Not only do ISIL enslave, rape, and beat women, they’ve also reportedly stoned women to death in public places as punishment for adultery.
While for the most part, the Islamic State and the Levant targets non-Muslim women, reportedly they treat their own women like second class citizens forbidding them the rights of men, like leaving the house unaccompanied.
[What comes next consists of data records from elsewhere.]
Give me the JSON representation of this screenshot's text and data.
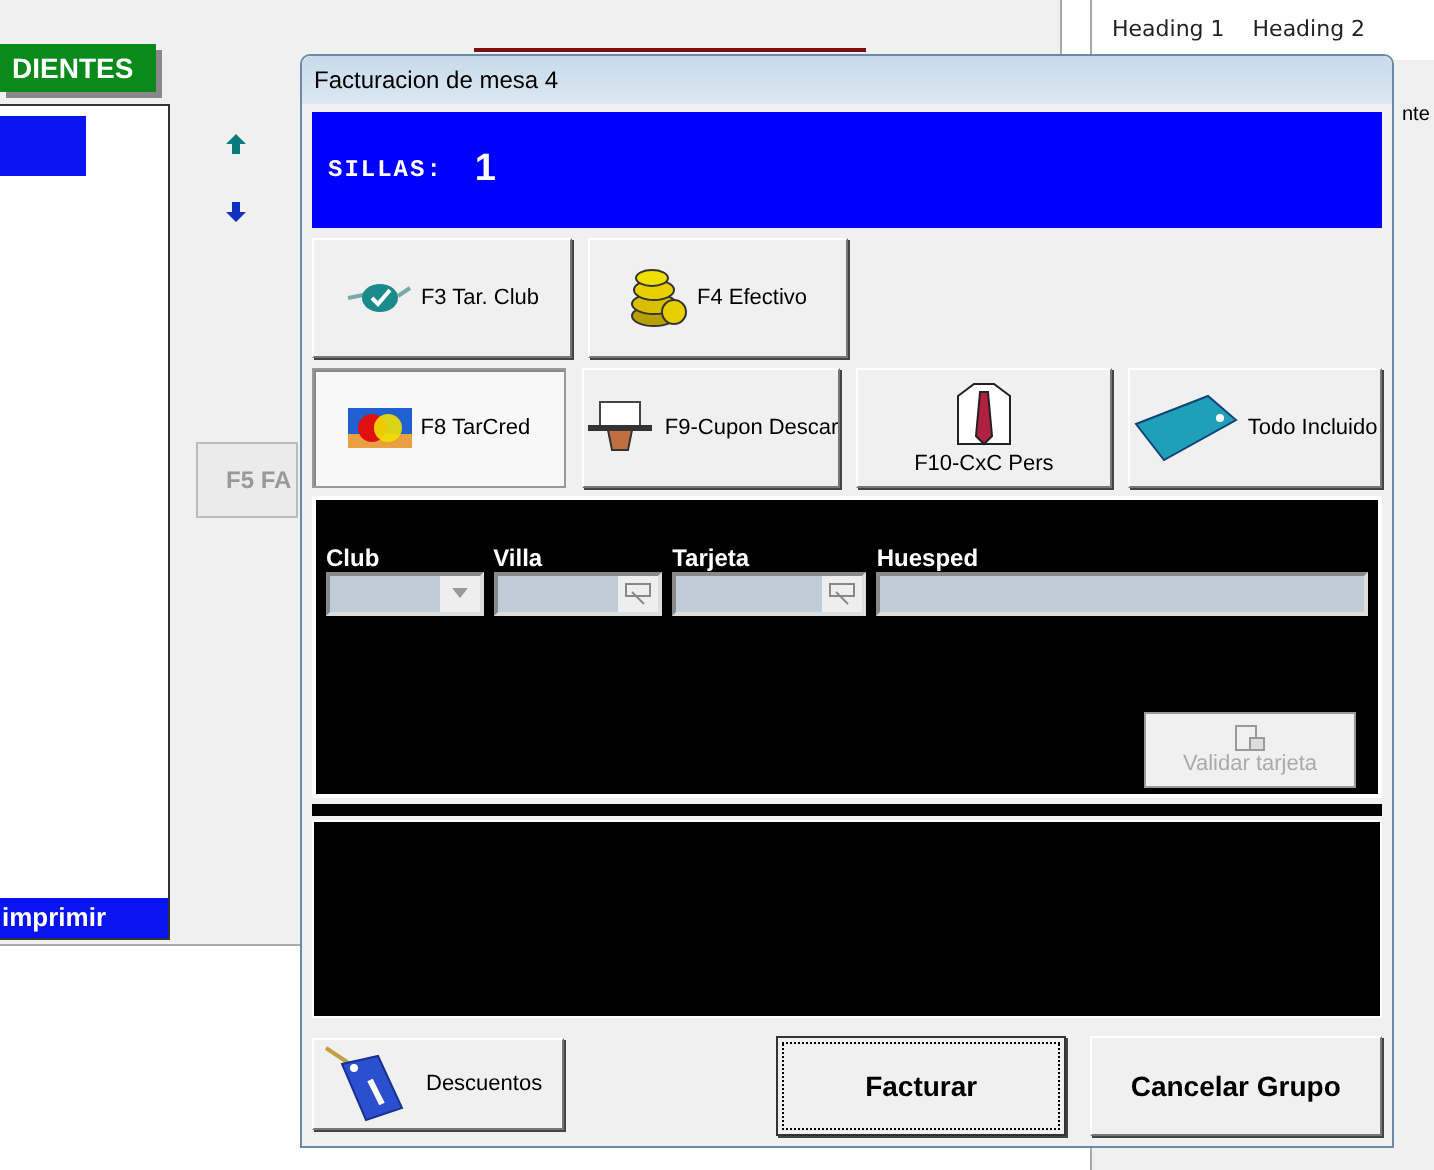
{
  "background": {
    "green_header": "DIENTES",
    "list_footer": "imprimir",
    "side_button": "F5 FA",
    "tabs": [
      "Heading 1",
      "Heading 2"
    ],
    "side_fragment": "nte"
  },
  "window": {
    "title": "Facturacion de mesa 4"
  },
  "banner": {
    "label": "SILLAS:",
    "value": "1"
  },
  "payment_buttons": [
    {
      "label": "F3 Tar. Club",
      "selected": false
    },
    {
      "label": "F4  Efectivo",
      "selected": false
    },
    {
      "label": "F8 TarCred",
      "selected": true
    },
    {
      "label": "F9-Cupon Descar",
      "selected": false
    },
    {
      "label": "F10-CxC Pers",
      "selected": false
    },
    {
      "label": "Todo Incluido",
      "selected": false
    }
  ],
  "fields": [
    {
      "label": "Club",
      "kind": "dropdown"
    },
    {
      "label": "Villa",
      "kind": "lookup"
    },
    {
      "label": "Tarjeta",
      "kind": "lookup"
    },
    {
      "label": "Huesped",
      "kind": "text"
    }
  ],
  "validate_button": {
    "label": "Validar tarjeta",
    "disabled": true
  },
  "bottom_buttons": {
    "discounts": "Descuentos",
    "invoice": "Facturar",
    "cancel": "Cancelar Grupo"
  }
}
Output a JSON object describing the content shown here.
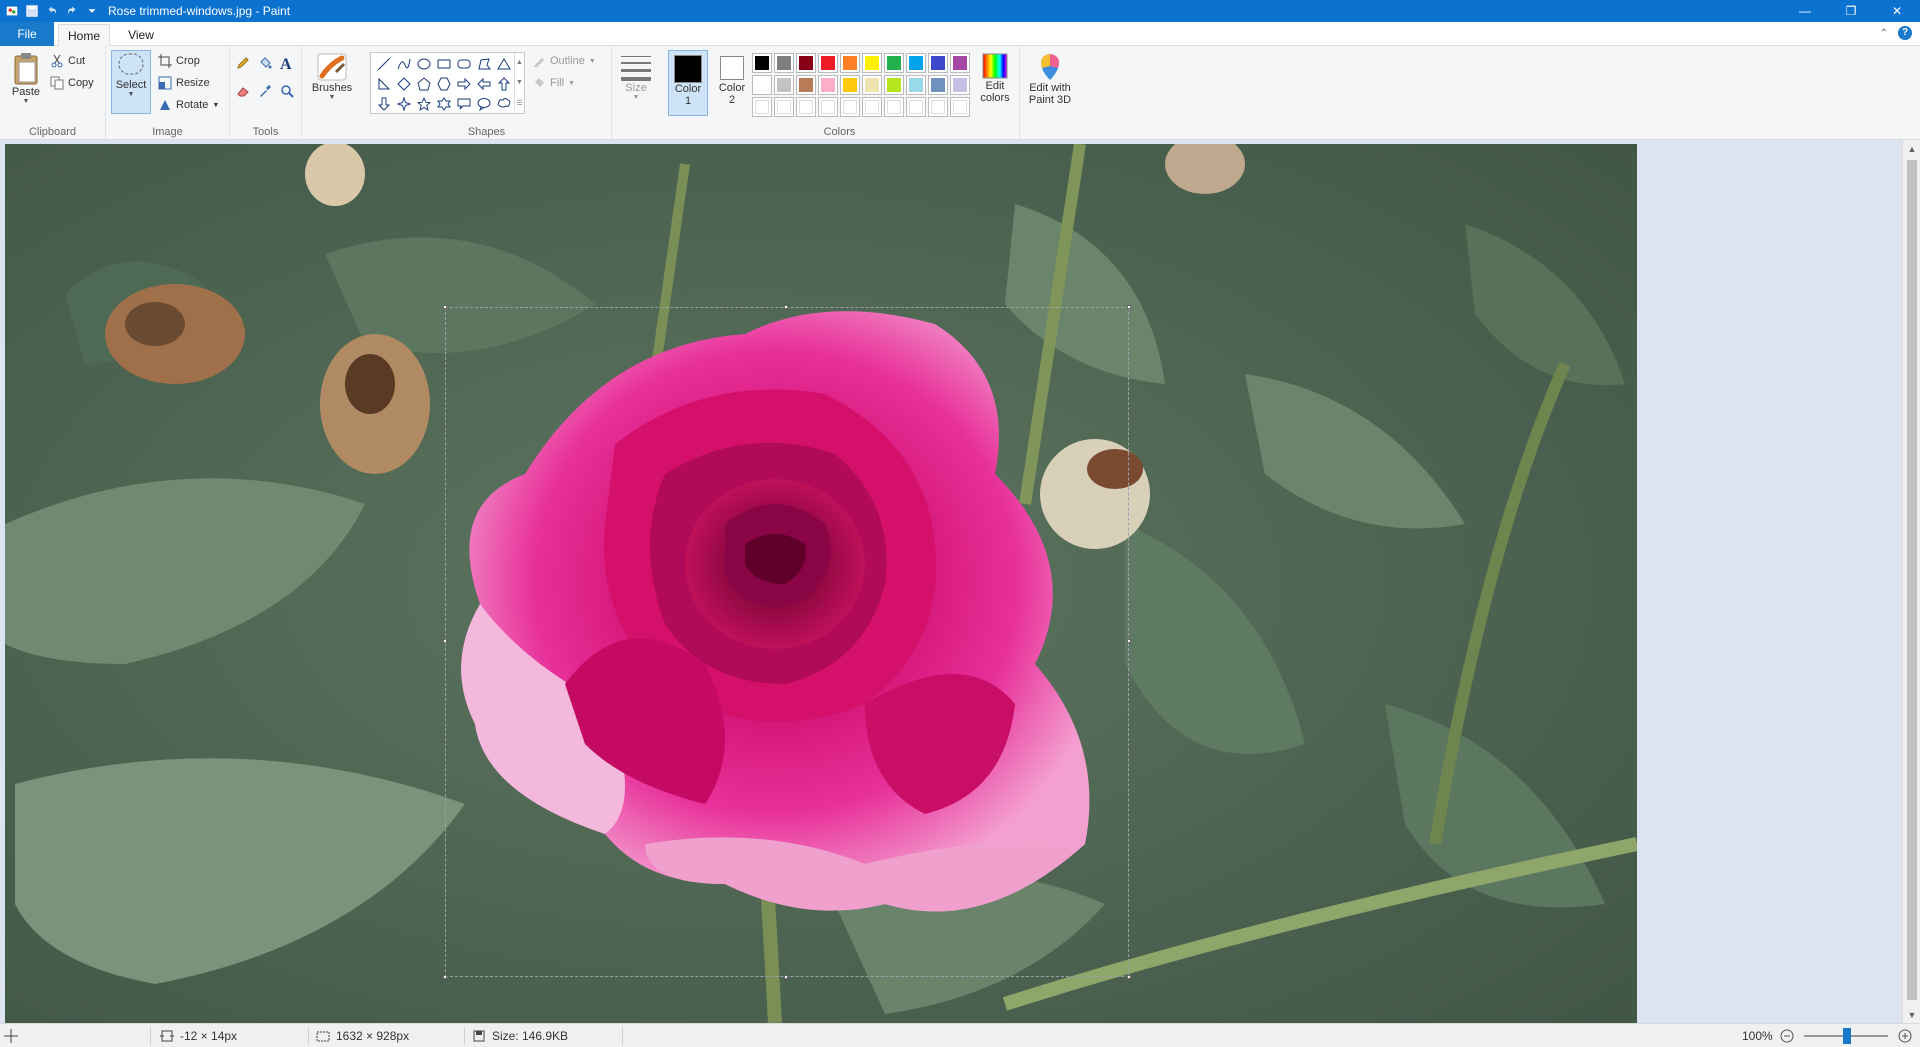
{
  "window": {
    "title": "Rose trimmed-windows.jpg - Paint",
    "minimize_glyph": "—",
    "restore_glyph": "❐",
    "close_glyph": "✕"
  },
  "tabs": {
    "file": "File",
    "home": "Home",
    "view": "View",
    "help_glyph": "?",
    "collapse_glyph": "⌃"
  },
  "clipboard": {
    "paste": "Paste",
    "cut": "Cut",
    "copy": "Copy",
    "label": "Clipboard"
  },
  "image_group": {
    "select": "Select",
    "crop": "Crop",
    "resize": "Resize",
    "rotate": "Rotate",
    "label": "Image"
  },
  "tools": {
    "label": "Tools",
    "text_glyph": "A"
  },
  "brushes": {
    "label": "Brushes"
  },
  "shapes": {
    "label": "Shapes",
    "outline": "Outline",
    "fill": "Fill",
    "size": "Size"
  },
  "colors": {
    "color1": "Color\n1",
    "color1_line1": "Color",
    "color1_line2": "1",
    "color2_line1": "Color",
    "color2_line2": "2",
    "edit_line1": "Edit",
    "edit_line2": "colors",
    "label": "Colors",
    "color1_value": "#000000",
    "color2_value": "#ffffff",
    "palette_row1": [
      "#000000",
      "#7f7f7f",
      "#880015",
      "#ed1c24",
      "#ff7f27",
      "#fff200",
      "#22b14c",
      "#00a2e8",
      "#3f48cc",
      "#a349a4"
    ],
    "palette_row2": [
      "#ffffff",
      "#c3c3c3",
      "#b97a57",
      "#ffaec9",
      "#ffc90e",
      "#efe4b0",
      "#b5e61d",
      "#99d9ea",
      "#7092be",
      "#c8bfe7"
    ],
    "palette_row3": [
      "#ffffff",
      "#ffffff",
      "#ffffff",
      "#ffffff",
      "#ffffff",
      "#ffffff",
      "#ffffff",
      "#ffffff",
      "#ffffff",
      "#ffffff"
    ]
  },
  "paint3d": {
    "line1": "Edit with",
    "line2": "Paint 3D"
  },
  "status": {
    "cursor_pos": "-12 × 14px",
    "selection_size": "1632 × 928px",
    "file_size": "Size: 146.9KB",
    "zoom": "100%"
  }
}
The unlikely heroes in this wicked nightmare are the Kurdish women who are fighting alongside men and other women in armed forces with the soul mission to protect their inhabited areas. However, ISIL’s inhumane brutality towards women has ignited the female fighters of the YPG or YPJ (People’s Protection Units) and the PKK (Kurdish Workers Party) with even more purpose. Tekoshin, a 27 year-old woman who fights with the PKK to wrest Mount Makhmur in northern Iraq back from the Islamic State told the West Australian, “Our struggle against (ISIL) is to defend women from them and from that kind of thinking… It’s against women’s liberation.”
Ironically, the PKK has been listed as a terrorist group by countries including the US, but began peace talks in 2012. And just when we all thought that girls weren’t as strong as boys, Tekoshin, wearing traditional men’s Kurdish clothing, explains, “We usually organize ourselves in groups of four women, and I command one of the groups… But when it comes to fighting, we break up and we and the men deploy together on different fronts.”
What is particularly rewarding for these female warriors is the fear that overcomes an ISIL militant’s face when he discovers that it is a woman charging at him—ISIL militants believe that if their death comes at the hands of a woman, they wont go to heaven. (I highly doubt their chances of such elevation regardless!) A 19 year-old female KPG fighter, Diran, told BBC News, “They portray themselves as tough guys to the world. But when they see us with our guns they run away. They see a woman as just a small thing. But one of our women is worth a hundred of their men.” She continued, “Women are the bravest fighters… We’re not scared of anything. We’ll fight to the last. We’d rather blow ourselves up than be captured by IS.”
This energetic and robust movement of female fighters reflects the recent Kurdish emancipation from Syrian rule. Kurdish culture and language are being embraced with full aplomb, and so it would seem, the Kurds are well ahead of the game as far as feminism and equality are concerned. And while it is sad that these women are driven to rise to such bravery in the face of pure evil, Kurdish progressive attitudes towards women and embraced by women are in stark contrast to traditional attitudes in that region. In fact, these female warriors are like martyrs to the world.